Brentano's, the old shop at 37 Avenue de L'Opéra, whose customers included Mark Twain, Scott Fitzgerald and Ernest Hemingway, was shut after its landlord, the BNP Parisbas bank, won a liquidation order for non-payment of rent. For some time, the store was locally owned, no longer part of the historic New York-based company which is now a brand in the Borders Group. The American bookstore has been a Paris fixture since 1895.

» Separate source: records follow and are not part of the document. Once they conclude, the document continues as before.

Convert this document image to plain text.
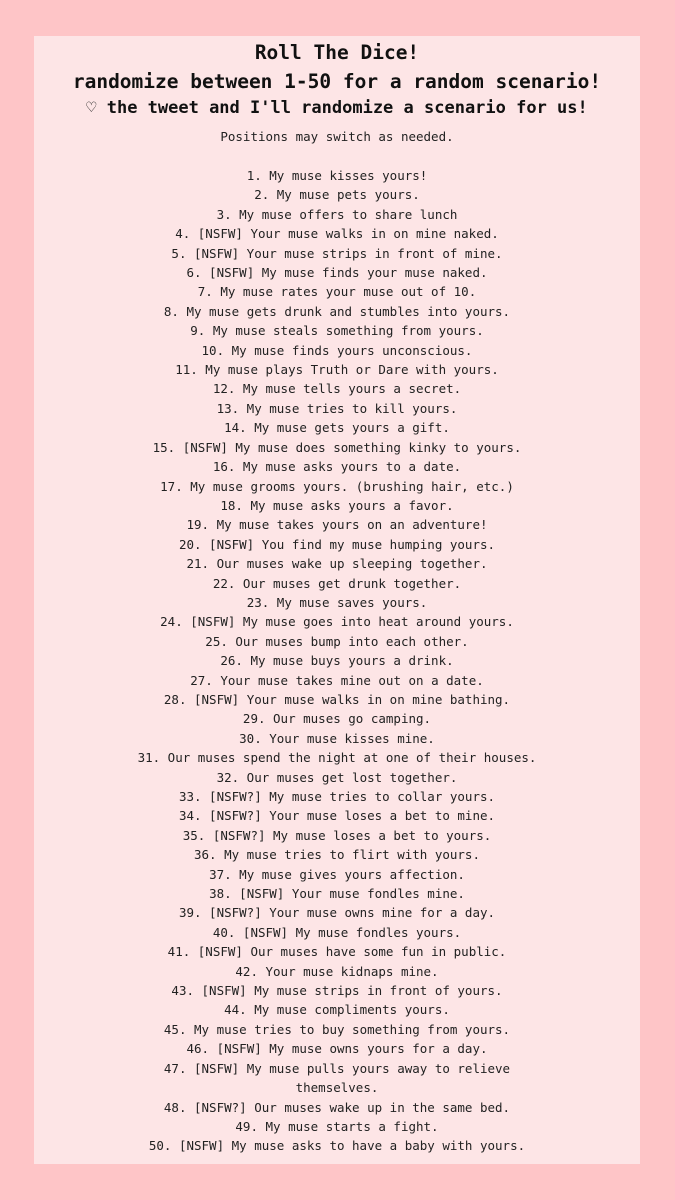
Roll The Dice!
randomize between 1-50 for a random scenario!
♡ the tweet and I'll randomize a scenario for us!
Positions may switch as needed.
1. My muse kisses yours!
2. My muse pets yours.
3. My muse offers to share lunch
4. [NSFW] Your muse walks in on mine naked.
5. [NSFW] Your muse strips in front of mine.
6. [NSFW] My muse finds your muse naked.
7. My muse rates your muse out of 10.
8. My muse gets drunk and stumbles into yours.
9. My muse steals something from yours.
10. My muse finds yours unconscious.
11. My muse plays Truth or Dare with yours.
12. My muse tells yours a secret.
13. My muse tries to kill yours.
14. My muse gets yours a gift.
15. [NSFW] My muse does something kinky to yours.
16. My muse asks yours to a date.
17. My muse grooms yours. (brushing hair, etc.)
18. My muse asks yours a favor.
19. My muse takes yours on an adventure!
20. [NSFW] You find my muse humping yours.
21. Our muses wake up sleeping together.
22. Our muses get drunk together.
23. My muse saves yours.
24. [NSFW] My muse goes into heat around yours.
25. Our muses bump into each other.
26. My muse buys yours a drink.
27. Your muse takes mine out on a date.
28. [NSFW] Your muse walks in on mine bathing.
29. Our muses go camping.
30. Your muse kisses mine.
31. Our muses spend the night at one of their houses.
32. Our muses get lost together.
33. [NSFW?] My muse tries to collar yours.
34. [NSFW?] Your muse loses a bet to mine.
35. [NSFW?] My muse loses a bet to yours.
36. My muse tries to flirt with yours.
37. My muse gives yours affection.
38. [NSFW] Your muse fondles mine.
39. [NSFW?] Your muse owns mine for a day.
40. [NSFW] My muse fondles yours.
41. [NSFW] Our muses have some fun in public.
42. Your muse kidnaps mine.
43. [NSFW] My muse strips in front of yours.
44. My muse compliments yours.
45. My muse tries to buy something from yours.
46. [NSFW] My muse owns yours for a day.
47. [NSFW] My muse pulls yours away to relieve themselves.
48. [NSFW?] Our muses wake up in the same bed.
49. My muse starts a fight.
50. [NSFW] My muse asks to have a baby with yours.
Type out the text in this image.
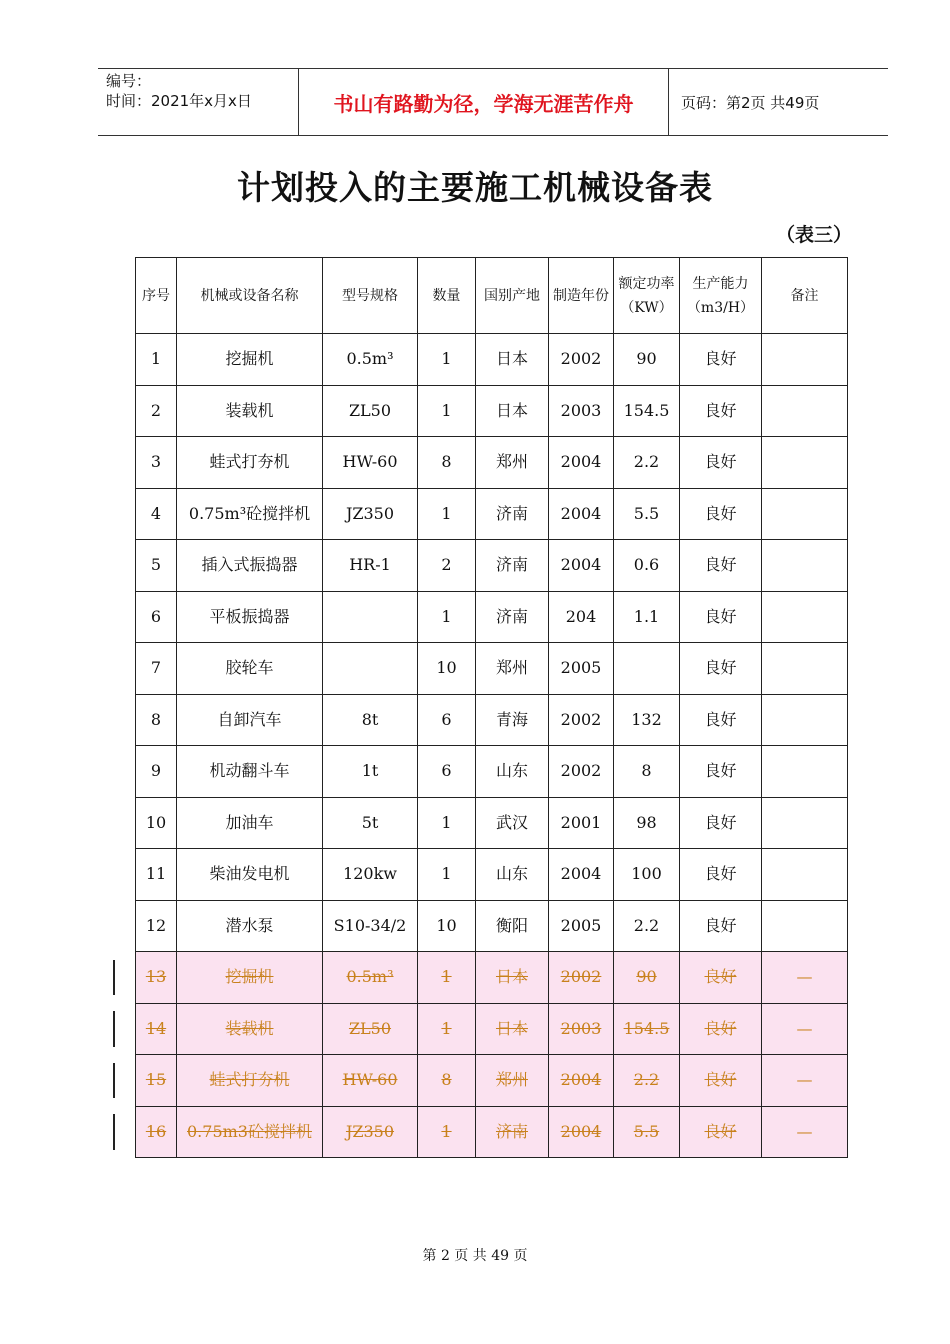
编号：
时间：2021年x月x日	书山有路勤为径，学海无涯苦作舟	页码：第2页 共49页
计划投入的主要施工机械设备表
（表三）
序号	机械或设备名称	型号规格	数量	国别产地	制造年份	额定功率（KW）	生产能力（m3/H）	备注
1	挖掘机	0.5m³	1	日本	2002	90	良好	
2	装载机	ZL50	1	日本	2003	154.5	良好	
3	蛙式打夯机	HW-60	8	郑州	2004	2.2	良好	
4	0.75m³砼搅拌机	JZ350	1	济南	2004	5.5	良好	
5	插入式振捣器	HR-1	2	济南	2004	0.6	良好	
6	平板振捣器		1	济南	204	1.1	良好	
7	胶轮车		10	郑州	2005		良好	
8	自卸汽车	8t	6	青海	2002	132	良好	
9	机动翻斗车	1t	6	山东	2002	8	良好	
10	加油车	5t	1	武汉	2001	98	良好	
11	柴油发电机	120kw	1	山东	2004	100	良好	
12	潜水泵	S10-34/2	10	衡阳	2005	2.2	良好	
13	挖掘机	0.5m³	1	日本	2002	90	良好	—
14	装载机	ZL50	1	日本	2003	154.5	良好	—
15	蛙式打夯机	HW-60	8	郑州	2004	2.2	良好	—
16	0.75m3砼搅拌机	JZ350	1	济南	2004	5.5	良好	—
第 2 页 共 49 页
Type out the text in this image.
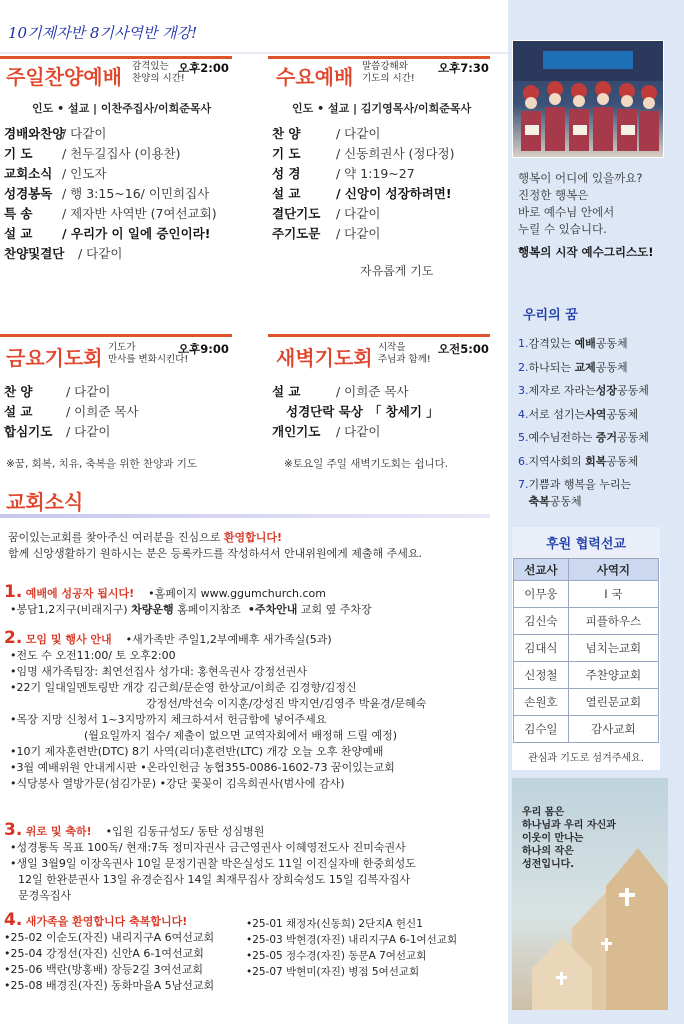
10기제자반 8기사역반 개강!
주일찬양예배 감격있는
찬양의 시간!
오후2:00
인도 • 설교 | 이찬주집사/이희준목사
경배와찬양/ 다같이
기 도 / 천두길집사 (이용찬)
교회소식 / 인도자
성경봉독 / 행 3:15~16/ 이민희집사
특 송 / 제자반 사역반 (7여선교회)
설 교 / 우리가 이 일에 증인이라!
찬양및결단 / 다같이
수요예배 말씀강해와
기도의 시간!
오후7:30
인도 • 설교 | 김기영목사/이희준목사
찬 양	/ 다같이
기 도	/ 신동희권사 (정다정)
성 경	/ 약 1:19~27
설 교	/ 신앙이 성장하려면!
결단기도 / 다같이
주기도문 / 다같이
자유롭게 기도
금요기도회 기도가
만사를 변화시킨다!
오후9:00
찬 양	/ 다같이
설 교	/ 이희준 목사
합심기도 / 다같이
※꿈, 회복, 치유, 축복을 위한 찬양과 기도
새벽기도회 시작을
주님과 함께!
오전5:00
설 교	/ 이희준 목사
성경단락 묵상 「 창세기 」
개인기도 / 다같이
※토요일 주일 새벽기도회는 쉽니다.
교회소식
꿈이있는교회를 찾아주신 여러분을 진심으로 환영합니다!
함께 신앙생활하기 원하시는 분은 등록카드를 작성하셔서 안내위원에게 제출해 주세요.
1. 예배에 성공자 됩시다! •홈페이지 www.ggumchurch.com
•봉담1,2지구(비래지구) 차량운행 홈페이지참조 •주차안내 교회 옆 주차장
2. 모임 및 행사 안내 •새가족반 주일1,2부예배후 새가족실(5과)
•전도 수 오전11:00/ 토 오후2:00
•임명 새가족팀장: 최연선집사 성가대: 홍현옥권사 강정선권사
•22기 일대일멘토링반 개강 김근희/문순영 한상교/이희준 김경향/김정신
강정선/박선숙 이지훈/강성진 박지연/김영주 박윤경/문혜숙
•목장 지망 신청서 1~3지망까지 체크하셔서 헌금함에 넣어주세요
(월요일까지 접수/ 제출이 없으면 교역자회에서 배정해 드릴 예정)
•10기 제자훈련반(DTC) 8기 사역(리더)훈련반(LTC) 개강 오늘 오후 찬양예배
•3월 예배위원 안내게시판 •온라인헌금 농협355-0086-1602-73 꿈이있는교회
•식당봉사 열방가문(섬김가문) •강단 꽃꽂이 김옥희권사(범사에 감사)
3. 위로 및 축하! •입원 김동규성도/ 동탄 성심병원
•성경통독 목표 100독/ 현재:7독 정미자권사 금근영권사 이혜영전도사 진미숙권사
•생일 3월9일 이장옥권사 10일 문정기권찰 박은실성도 11일 이진실자매 한중희성도
12일 한완분권사 13일 유경순집사 14일 최재무집사 장희숙성도 15일 김복자집사
문경옥집사
4. 새가족을 환영합니다 축복합니다!
•25-02 이순도(자진) 내리지구A 6여선교회
•25-04 강정선(자진) 신안A 6-1여선교회
•25-06 백란(방홍배) 장등2길 3여선교회
•25-08 배경진(자진) 동화마을A 5남선교회
•25-01 채정자(신동희) 2단지A 헌신1
•25-03 박현경(자진) 내리지구A 6-1여선교회
•25-05 정수경(자진) 동문A 7여선교회
•25-07 박현미(자진) 병점 5여선교회
행복이 어디에 있을까요?
진정한 행복은
바로 예수님 안에서
누릴 수 있습니다.
행복의 시작 예수그리스도!
우리의 꿈
1.감격있는 예배공동체
2.하나되는 교제공동체
3.제자로 자라는성장공동체
4.서로 섬기는사역공동체
5.예수님전하는 증거공동체
6.지역사회의 회복공동체
7.기쁨과 행복을 누리는
축복공동체
후원 협력선교
선교사	사역지
이무웅	I 국
김신숙	피플하우스
김대식	넘치는교회
신정철	주찬양교회
손원호	열린문교회
김수일	감사교회
관심과 기도로 섬겨주세요.
우리 몸은
하나님과 우리 자신과
이웃이 만나는
하나의 작은
성전입니다.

Charles Bremner's story is here

And a list of other English language bookshops in Paris is here

WH Smith in rue de Rivoli is still going.

Friday, July 3, 2009

Talking French: Hadley Pager's handy books

Hadley Pager do a neat series of subject by subject phrase books which are small enough to slip in your pocket and also run the glossaries both English - French and French - English so you could, for example, hand the book backwards and forwards between you and the doctor rather than knowing what to say but not understanding the answer.


The medical phrase book covers everything you could possibly want to say or understand at the doctors, chemist, as a hospital inpatient or at the pharmacy.

Other themes include legal terms, garden and horticultural, renovations etc.

Mail hpinfo@aol.com or write to Hadley Pager Info, PO Box 249, Leatherhead, KT23 3WX for latest publication list and prices.
www.hadleypager.com

© published in December 2007 issue of the Rendezvous magazine

Thursday, July 2, 2009

The Poisonwood Bible by Barbara Kingsolver

Barbara Kingsolver is a brilliant writer, both gripping and thought-provoking. Nevertheless, I have had this on the shelves for ages because I never seemed to be in the mood to start a very long book set in the Belgian Congo in the fifties.

But with Kingsolver you are hooked from the opening line: We came from Bethlehem, Georgia, bearing Betty Crocker cake mixes into the jungle.

This is the story, told by the wife and four daughters of the appalling, bible-thumping, Baptist Nathan Price, of the family’s Mission to Africa. First, it is the tale of one family’s adventure into “the heart of darkness’, its dysfunction and ultimate destruction. As a family saga alone, the book is utterly satisfying.

But of course, as always with Kingsolver who tackles wide, moral themes through her stories, it is more than that. Set just before and after Patrice Lumumba, first Prime Minister of the newly independent Republic of the Congo, is assassinated, it is also the story of the Congo - whose troubles continue to make the headlines today.

And it is about America, cultural imperialism and, as Kingsolver says in her introduction, exploring the “great shifting terrain between righteousness and what’s right”.

Nathan is, above all, a man of certitude. He is observed by his family and his would-be converts. “Tata Jesus is bangala!” he shouts during his sermons, unwilling to listen to the fact that in Kikongo meaning hangs on intonation: bangala may mean “precious and beloved” but it when spoken in a flat; foreign accent also means the poisonwood tree, a dangerous local plant.

Later, having absorbed the American message that democracy is good, the inhabitants of Kilanga vote, in church, on whether Jesus should be their personal God. Jesus loses.
Kingsolver says she waited thirty years for wisdom and maturity to dare to write this book. It is warm, funny and haunting.